Matthieu Tardif
Résumé
Dans les années 1680-1690, la Nouvelle-France semble acculée. Le désastre de Lachine en 1689 souligne la faiblesse de l’impérialisme français et le décrédibilise aux yeux de ses alliés autochtones. Le secteur des fourrures est quant à lui entré dans une crise de surproduction, dopé par une réglementation qui impose aux détenteurs du monopole du castor d’acheter toutes les fourrures qui leur sont apportées à Québec, y compris celles de piètre qualité. Dans ce contexte, Versailles aurait intérêt à ralentir la traite tout en assurant le soutien militaire de ses alliés, notamment celui des Illinois qui sont aux prises avec les Iroquois à l’Ouest. L’opération est cependant difficile tant la diplomatie franco-autochtone est étroitement liée au commerce des fourrures.
La France aurait-elle pu envisager de fournir à ses alliés gratuitement les marchandises dont ils ont besoin? Malgré quelques «dons» ponctuels, Versailles continue de considérer que les Illinois doivent payer en castor alors même qu’il se révèle inutilisable pour les chapeliers parisiens.
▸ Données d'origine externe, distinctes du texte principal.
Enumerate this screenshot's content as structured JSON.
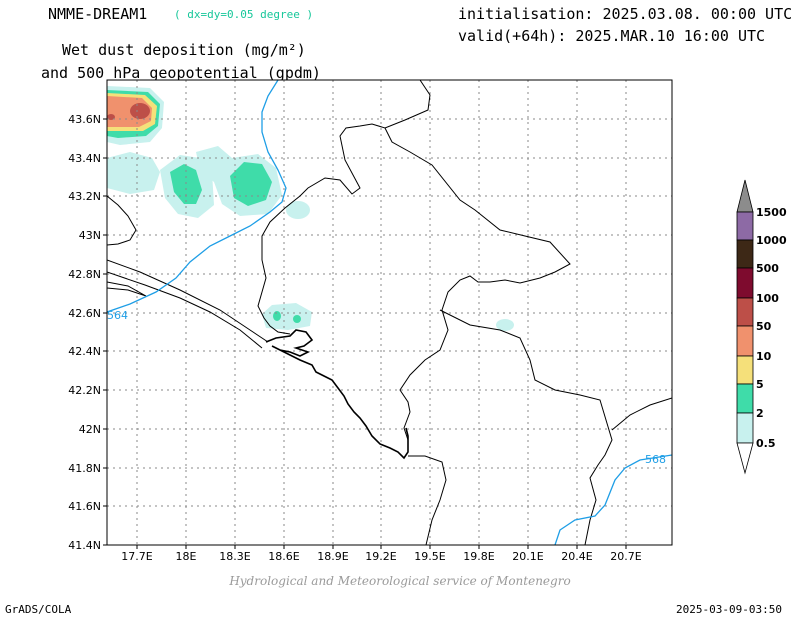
{
  "header": {
    "model": "NMME-DREAM1",
    "resolution": "( dx=dy=0.05 degree )",
    "initialisation": "initialisation: 2025.03.08. 00:00 UTC",
    "valid": "valid(+64h): 2025.MAR.10 16:00 UTC",
    "title_line1": "Wet dust deposition (mg/m²)",
    "title_line2": "and 500 hPa geopotential (gpdm)"
  },
  "map": {
    "lon_range": [
      17.5,
      21.0
    ],
    "lat_range": [
      41.4,
      43.8
    ],
    "x_ticks": [
      "17.7E",
      "18E",
      "18.3E",
      "18.6E",
      "18.9E",
      "19.2E",
      "19.5E",
      "19.8E",
      "20.1E",
      "20.4E",
      "20.7E"
    ],
    "y_ticks": [
      "43.6N",
      "43.4N",
      "43.2N",
      "43N",
      "42.8N",
      "42.6N",
      "42.4N",
      "42.2N",
      "42N",
      "41.8N",
      "41.6N",
      "41.4N"
    ],
    "grid": true,
    "contour_color": "#1e9ee6",
    "contour_labels": [
      "564",
      "568"
    ]
  },
  "colorbar": {
    "levels": [
      "0.5",
      "2",
      "5",
      "10",
      "50",
      "100",
      "500",
      "1000",
      "1500"
    ],
    "colors": [
      "#c8f1ee",
      "#3fdca9",
      "#f5e07a",
      "#f0916d",
      "#bd4f48",
      "#7e0b2e",
      "#3d2816",
      "#8d6aa5",
      "#8c8c8c"
    ]
  },
  "footer": {
    "credit": "Hydrological and Meteorological service of Montenegro",
    "software": "GrADS/COLA",
    "timestamp": "2025-03-09-03:50"
  }
}
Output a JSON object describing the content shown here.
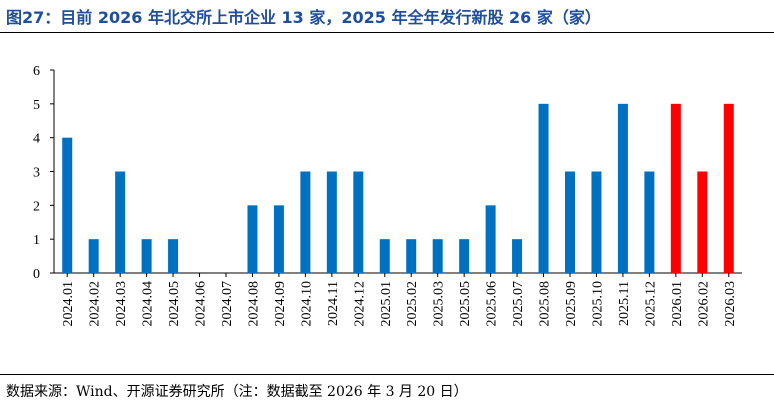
{
  "header": {
    "title": "图27：目前 2026 年北交所上市企业 13 家，2025 年全年发行新股 26 家（家）"
  },
  "footer": {
    "source": "数据来源：Wind、开源证券研究所（注：数据截至 2026 年 3 月 20 日）"
  },
  "colors": {
    "title": "#1f4e9c",
    "bar_default": "#0070c0",
    "bar_highlight": "#ff0000"
  },
  "chart_data": {
    "type": "bar",
    "title": "",
    "xlabel": "",
    "ylabel": "",
    "ylim": [
      0,
      6
    ],
    "yticks": [
      0,
      1,
      2,
      3,
      4,
      5,
      6
    ],
    "grid": false,
    "categories": [
      "2024.01",
      "2024.02",
      "2024.03",
      "2024.04",
      "2024.05",
      "2024.06",
      "2024.07",
      "2024.08",
      "2024.09",
      "2024.10",
      "2024.11",
      "2024.12",
      "2025.01",
      "2025.02",
      "2025.03",
      "2025.05",
      "2025.06",
      "2025.07",
      "2025.08",
      "2025.09",
      "2025.10",
      "2025.11",
      "2025.12",
      "2026.01",
      "2026.02",
      "2026.03"
    ],
    "values": [
      4,
      1,
      3,
      1,
      1,
      0,
      0,
      2,
      2,
      3,
      3,
      3,
      1,
      1,
      1,
      1,
      2,
      1,
      5,
      3,
      3,
      5,
      3,
      5,
      3,
      5
    ],
    "highlight_categories": [
      "2026.01",
      "2026.02",
      "2026.03"
    ]
  }
}
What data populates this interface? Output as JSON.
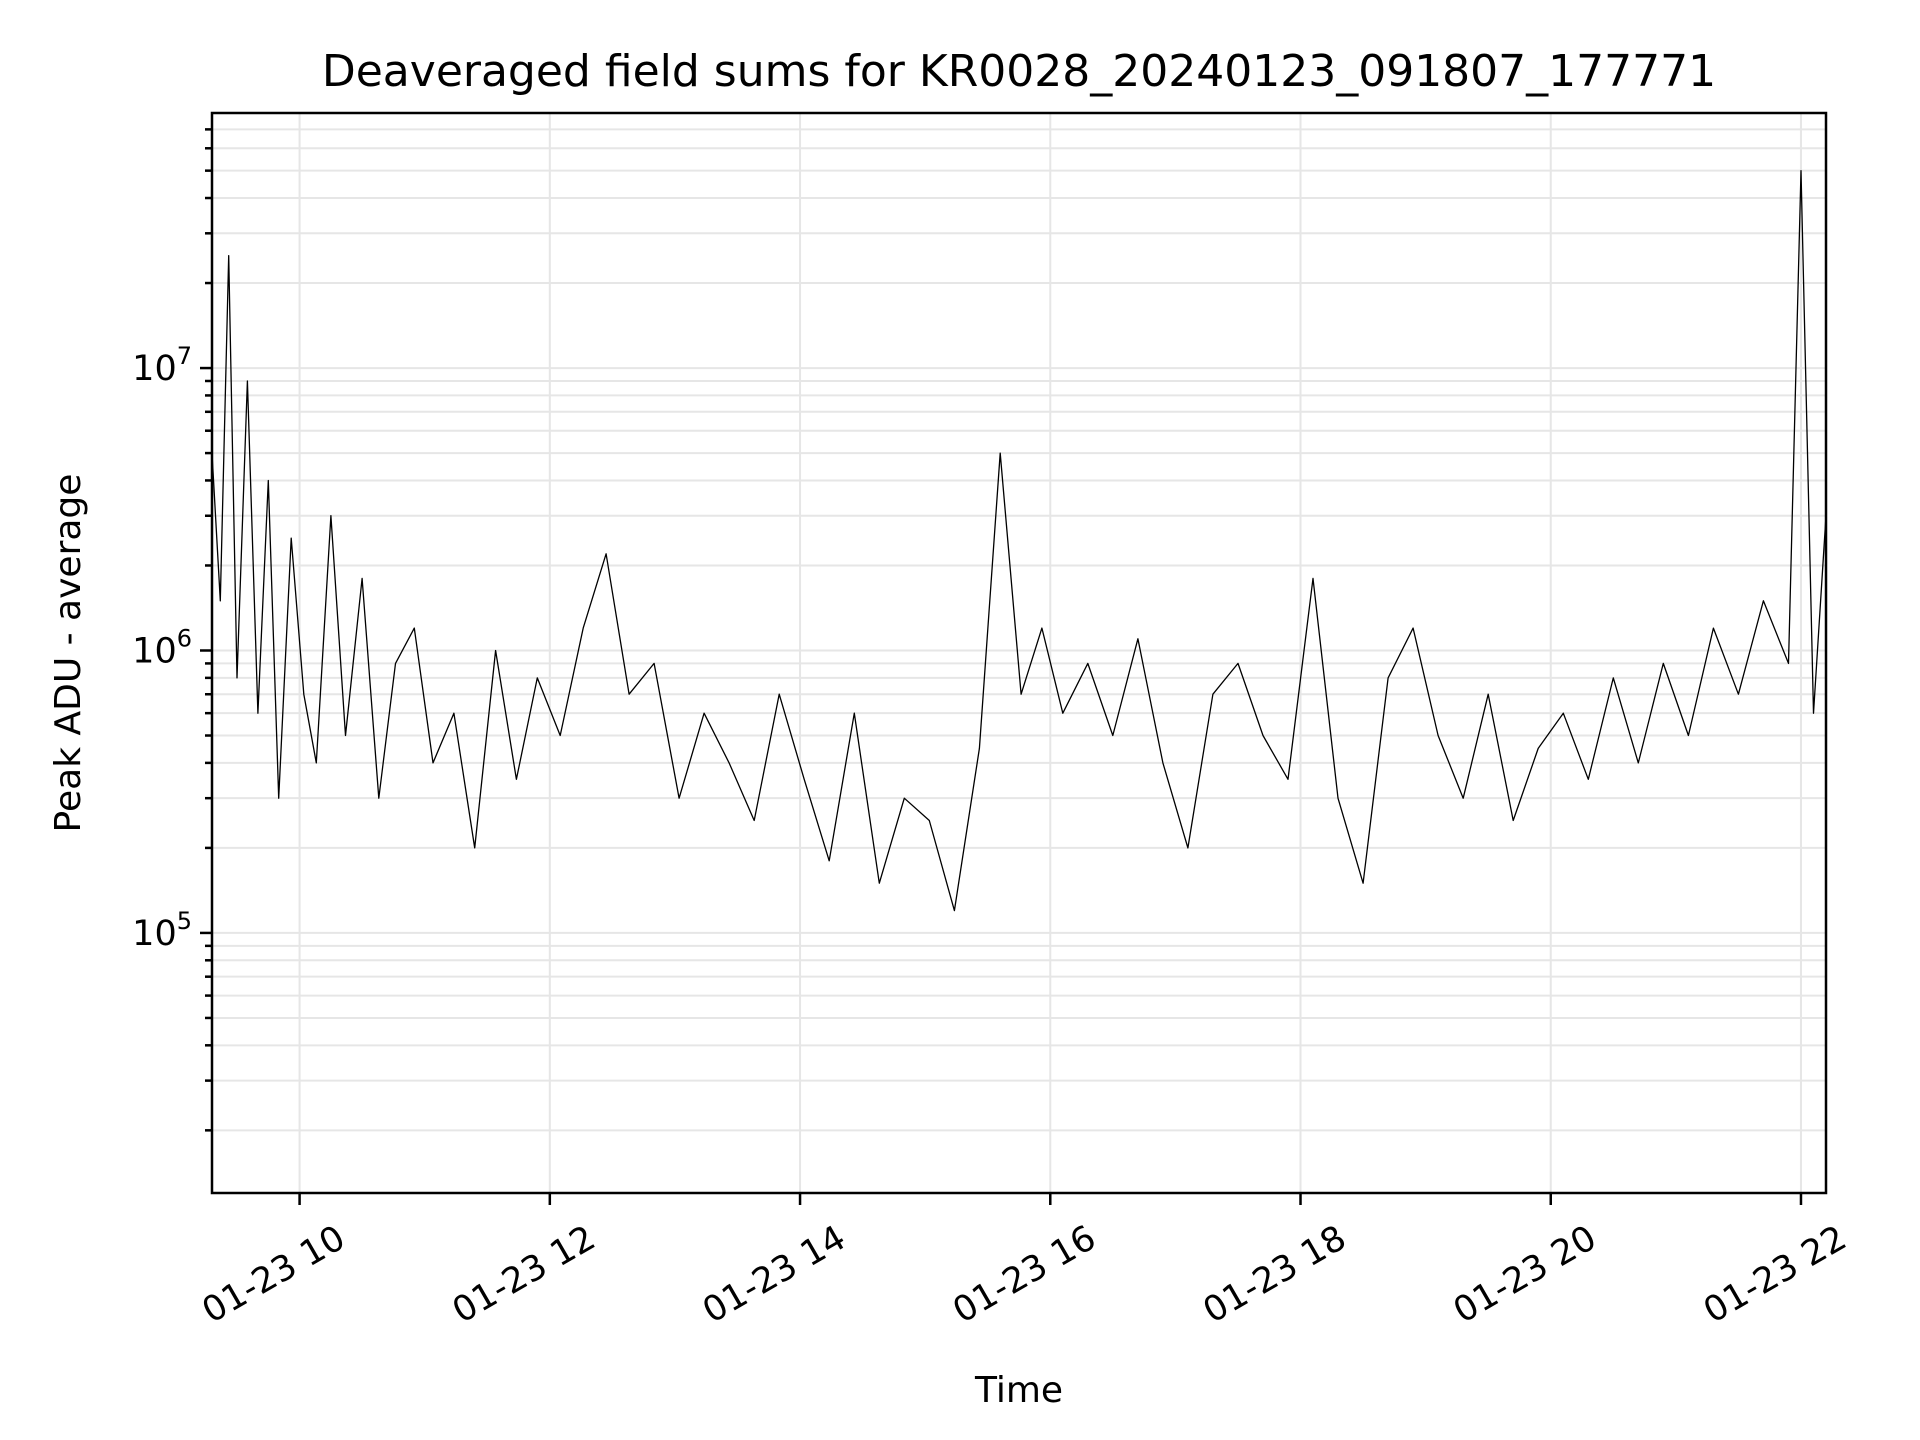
{
  "chart_data": {
    "type": "line",
    "title": "Deaveraged field sums for KR0028_20240123_091807_177771",
    "xlabel": "Time",
    "ylabel": "Peak ADU - average",
    "x_type": "datetime",
    "xlim": [
      "01-23 09:18",
      "01-23 22:12"
    ],
    "x_ticks": [
      {
        "value": "01-23 10:00",
        "label": "01-23 10"
      },
      {
        "value": "01-23 12:00",
        "label": "01-23 12"
      },
      {
        "value": "01-23 14:00",
        "label": "01-23 14"
      },
      {
        "value": "01-23 16:00",
        "label": "01-23 16"
      },
      {
        "value": "01-23 18:00",
        "label": "01-23 18"
      },
      {
        "value": "01-23 20:00",
        "label": "01-23 20"
      },
      {
        "value": "01-23 22:00",
        "label": "01-23 22"
      }
    ],
    "y_scale": "log",
    "ylim": [
      12000,
      80000000
    ],
    "y_ticks": [
      {
        "value": 100000,
        "base": "10",
        "exp": "5"
      },
      {
        "value": 1000000,
        "base": "10",
        "exp": "6"
      },
      {
        "value": 10000000,
        "base": "10",
        "exp": "7"
      }
    ],
    "grid": "major and minor",
    "line_color": "#000000",
    "series": [
      {
        "x": [
          "01-23 09:18",
          "01-23 09:22",
          "01-23 09:26",
          "01-23 09:30",
          "01-23 09:35",
          "01-23 09:40",
          "01-23 09:45",
          "01-23 09:50",
          "01-23 09:56",
          "01-23 10:02",
          "01-23 10:08",
          "01-23 10:15",
          "01-23 10:22",
          "01-23 10:30",
          "01-23 10:38",
          "01-23 10:46",
          "01-23 10:55",
          "01-23 11:04",
          "01-23 11:14",
          "01-23 11:24",
          "01-23 11:34",
          "01-23 11:44",
          "01-23 11:54",
          "01-23 12:05",
          "01-23 12:16",
          "01-23 12:27",
          "01-23 12:38",
          "01-23 12:50",
          "01-23 13:02",
          "01-23 13:14",
          "01-23 13:26",
          "01-23 13:38",
          "01-23 13:50",
          "01-23 14:02",
          "01-23 14:14",
          "01-23 14:26",
          "01-23 14:38",
          "01-23 14:50",
          "01-23 15:02",
          "01-23 15:14",
          "01-23 15:26",
          "01-23 15:36",
          "01-23 15:46",
          "01-23 15:56",
          "01-23 16:06",
          "01-23 16:18",
          "01-23 16:30",
          "01-23 16:42",
          "01-23 16:54",
          "01-23 17:06",
          "01-23 17:18",
          "01-23 17:30",
          "01-23 17:42",
          "01-23 17:54",
          "01-23 18:06",
          "01-23 18:18",
          "01-23 18:30",
          "01-23 18:42",
          "01-23 18:54",
          "01-23 19:06",
          "01-23 19:18",
          "01-23 19:30",
          "01-23 19:42",
          "01-23 19:54",
          "01-23 20:06",
          "01-23 20:18",
          "01-23 20:30",
          "01-23 20:42",
          "01-23 20:54",
          "01-23 21:06",
          "01-23 21:18",
          "01-23 21:30",
          "01-23 21:42",
          "01-23 21:54",
          "01-23 22:00",
          "01-23 22:06",
          "01-23 22:12"
        ],
        "y": [
          5000000,
          1500000,
          25000000,
          800000,
          9000000,
          600000,
          4000000,
          300000,
          2500000,
          700000,
          400000,
          3000000,
          500000,
          1800000,
          300000,
          900000,
          1200000,
          400000,
          600000,
          200000,
          1000000,
          350000,
          800000,
          500000,
          1200000,
          2200000,
          700000,
          900000,
          300000,
          600000,
          400000,
          250000,
          700000,
          350000,
          180000,
          600000,
          150000,
          300000,
          250000,
          120000,
          450000,
          5000000,
          700000,
          1200000,
          600000,
          900000,
          500000,
          1100000,
          400000,
          200000,
          700000,
          900000,
          500000,
          350000,
          1800000,
          300000,
          150000,
          800000,
          1200000,
          500000,
          300000,
          700000,
          250000,
          450000,
          600000,
          350000,
          800000,
          400000,
          900000,
          500000,
          1200000,
          700000,
          1500000,
          900000,
          50000000,
          600000,
          3000000
        ]
      }
    ]
  }
}
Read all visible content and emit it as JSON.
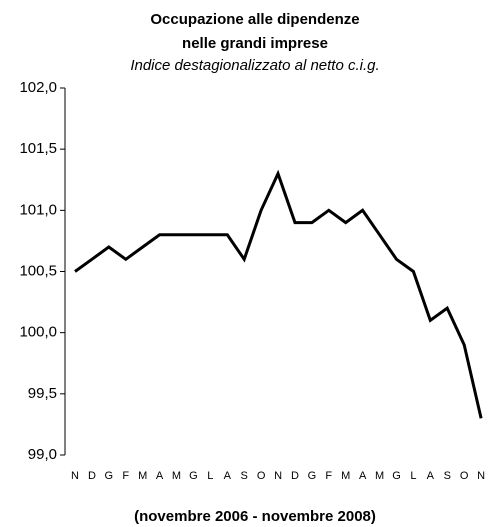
{
  "chart_data": {
    "type": "line",
    "title": [
      "Occupazione alle dipendenze",
      "nelle grandi imprese"
    ],
    "subtitle": "Indice destagionalizzato al netto c.i.g.",
    "footnote": "(novembre 2006 - novembre 2008)",
    "categories": [
      "N",
      "D",
      "G",
      "F",
      "M",
      "A",
      "M",
      "G",
      "L",
      "A",
      "S",
      "O",
      "N",
      "D",
      "G",
      "F",
      "M",
      "A",
      "M",
      "G",
      "L",
      "A",
      "S",
      "O",
      "N"
    ],
    "values": [
      100.5,
      100.6,
      100.7,
      100.6,
      100.7,
      100.8,
      100.8,
      100.8,
      100.8,
      100.8,
      100.6,
      101.0,
      101.3,
      100.9,
      100.9,
      101.0,
      100.9,
      101.0,
      100.8,
      100.6,
      100.5,
      100.1,
      100.2,
      99.9,
      99.3
    ],
    "color": "#000000",
    "ylim": [
      99,
      102
    ],
    "yticks": [
      {
        "value": 99,
        "label": "99,0"
      },
      {
        "value": 99.5,
        "label": "99,5"
      },
      {
        "value": 100,
        "label": "100,0"
      },
      {
        "value": 100.5,
        "label": "100,5"
      },
      {
        "value": 101,
        "label": "101,0"
      },
      {
        "value": 101.5,
        "label": "101,5"
      },
      {
        "value": 102,
        "label": "102,0"
      }
    ],
    "grid": false
  }
}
En apparence contre-productif, ce choix s’explique peut-être en partie par des raisons politiques et idéologiques. Il tient pourtant surtout aux mécanismes mêmes de la politique coloniale française en Amérique du Nord, laquelle dépend d’acteurs locaux qui n’ont pas intérêt à ce que la traite s’arrête. Un fois ce système compris, il est toutefois intéressant de pousser la réflexion plus loin et de s’interroger sur ses conséquences concernant le développement d’une dynamique proto-capitaliste. Incidemment, en favorisant la logique marchande, la raison d’État encourage en effet la formation de nouveaux rapports de production mettant en jeu le couple capital-travail.